Note bold italics. If you don't think people can make a difference, think again.

 

just to support the last point - when a congressman receives calls like this, they take it seriously because thousands of calls means many more people actually feel strongly about the issue and aren't calling, and they get really worried.

 

Posted
....and now the Bush administration has the contents of all those calls recorded and wiretaps on all of those who called.

 

you are obsessed dude. it's sick, and quite sad. really. :noway:

 

he was sorta kiddin'.

 

but a serious side-note: certainly the interwebs are combed by both software and humanoids looking for "stuff". I have a friend who was working on the software side of things, and disclosure contracts kept him from, ummm, disclosing, but yeah there's some interesting stuff happenin'.

Posted

 

he was sorta kiddin'.

 

but a serious side-note: certainly the interwebs are combed by both software and humanoids looking for "stuff". I have a friend who was working on the software side of things, and disclosure contracts kept him from, ummm, disclosing, but yeah there's some interesting stuff happenin'.

 

joking or not... it got old about 4 years ago.

 

yeah, there's a lot of shenanigans going on with e-content. estamos fudidos

 

Posted

So calling is the way to get something done? Voting sure doesn't mean shit. Look at what the Seattle gang did after everyone voted down all new taxes. They got together and.....passed new taxes.
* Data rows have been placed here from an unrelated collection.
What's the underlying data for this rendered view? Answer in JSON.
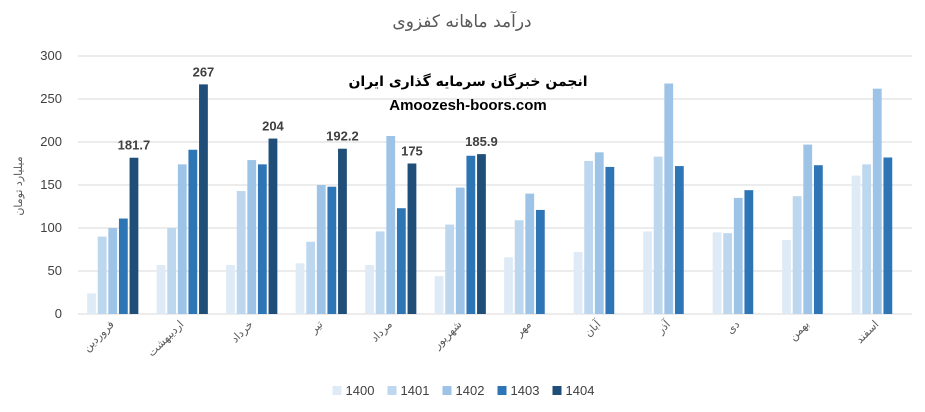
{
  "chart_data": {
    "type": "bar",
    "title": "درآمد ماهانه کفزوی",
    "xlabel": "",
    "ylabel": "میلیارد تومان",
    "ylim": [
      0,
      300
    ],
    "yticks": [
      0,
      50,
      100,
      150,
      200,
      250,
      300
    ],
    "grid": true,
    "legend_position": "bottom",
    "categories": [
      "فروردین",
      "اردیبهشت",
      "خرداد",
      "تیر",
      "مرداد",
      "شهریور",
      "مهر",
      "آبان",
      "آذر",
      "دی",
      "بهمن",
      "اسفند"
    ],
    "series": [
      {
        "name": "1400",
        "color": "#deebf7",
        "values": [
          24,
          57,
          57,
          59,
          57,
          44,
          66,
          72,
          96,
          95,
          86,
          161
        ]
      },
      {
        "name": "1401",
        "color": "#bdd7ee",
        "values": [
          90,
          100,
          143,
          84,
          96,
          104,
          109,
          178,
          183,
          94,
          137,
          174
        ]
      },
      {
        "name": "1402",
        "color": "#9dc3e6",
        "values": [
          100,
          174,
          179,
          150,
          207,
          147,
          140,
          188,
          268,
          135,
          197,
          262
        ]
      },
      {
        "name": "1403",
        "color": "#2e75b6",
        "values": [
          111,
          191,
          174,
          148,
          123,
          184,
          121,
          171,
          172,
          144,
          173,
          182
        ]
      },
      {
        "name": "1404",
        "color": "#1f4e79",
        "values": [
          181.7,
          267,
          204,
          192.2,
          175,
          185.9,
          null,
          null,
          null,
          null,
          null,
          null
        ]
      }
    ],
    "data_labels": [
      "181.7",
      "267",
      "204",
      "192.2",
      "175",
      "185.9"
    ],
    "watermark": {
      "line1": "انجمن خبرگان سرمایه گذاری ایران",
      "line2": "Amoozesh-boors.com"
    }
  }
}
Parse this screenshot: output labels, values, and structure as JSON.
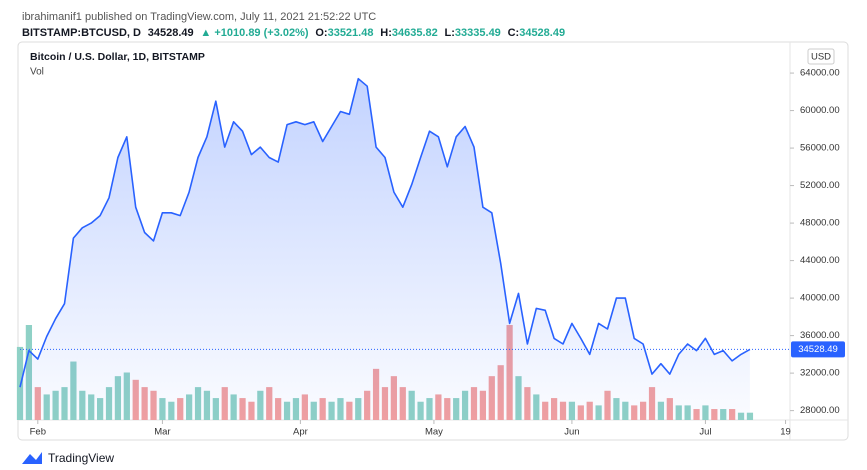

Your vote does not mean shit.

Posted

I couldn't agree less here, from personal experience

 

During the last gubenatorial election my team canvased 3 precincts. Since we all know the federal government could manage it's way out of a paper bag, state governments have become the most important government entities to move us in the right direction. In one precinct alone, our happy band of about 10 people got 150 registered Democrat infrequent voters; those who would normally blow it off, to come out and vote. That number exceeded Gregoire's winning margin (120 or 130 something) that Gregoire won by. Had we., or any group of canvasers around the state, not showed up, Gregoire would have lost to Shithead. The 2000 election is another case in point. The shame is that many precincts go uncanvased for lack of volunteers. The party that mobilizes its volunteers more effectively a week before a close election wins. Period. After these experiences, I've come to realize that every single vote matters a whole lot.

 

Calling also matters if the calling campaign is timely. Join organizations with strong lobbying efforts (sales pitch: the ACLU has one of the best if civil liberties issues is your thing) and their calling or email campaigns usually happen as the issue is being debated on the floor: very effective. How do you think Fienstein changed her vote? A well timed direct public pressure campaign.

Posted
That's encouraging. I honestly do fret about the fact that it looks like people's decisions, votes, etc don't count for anything anymore. They are simply dismissed. I find that distressing.

 

as if tipping the margin to select one oligarchy's anointed one over another oligarchy's anointed one really matters for squat in the end

 

Posted
That's encouraging. I honestly do fret about the fact that it looks like people's decisions, votes, etc don't count for anything anymore. They are simply dismissed. I find that distressing.

 

Trust me, if you've worked a campaign and seen how hard a huge army of volunteers strives to get every single vote, you'd realize how important each of those votes are. The reality of the biz is: EVERY VOTE COUNTS.

 

Look at it this way; the more apathetic the general public is, the more YOUR vote counts. The more apathetic you are, the more you're handing over your political power to some fundamentalist moron with a hefty Rapture insurance policy. Taken to extreme; if no one voted but you, shit, you'd be better off than a dictator, because you'd have some dirty little politician to do all the work and catch all the flak for it.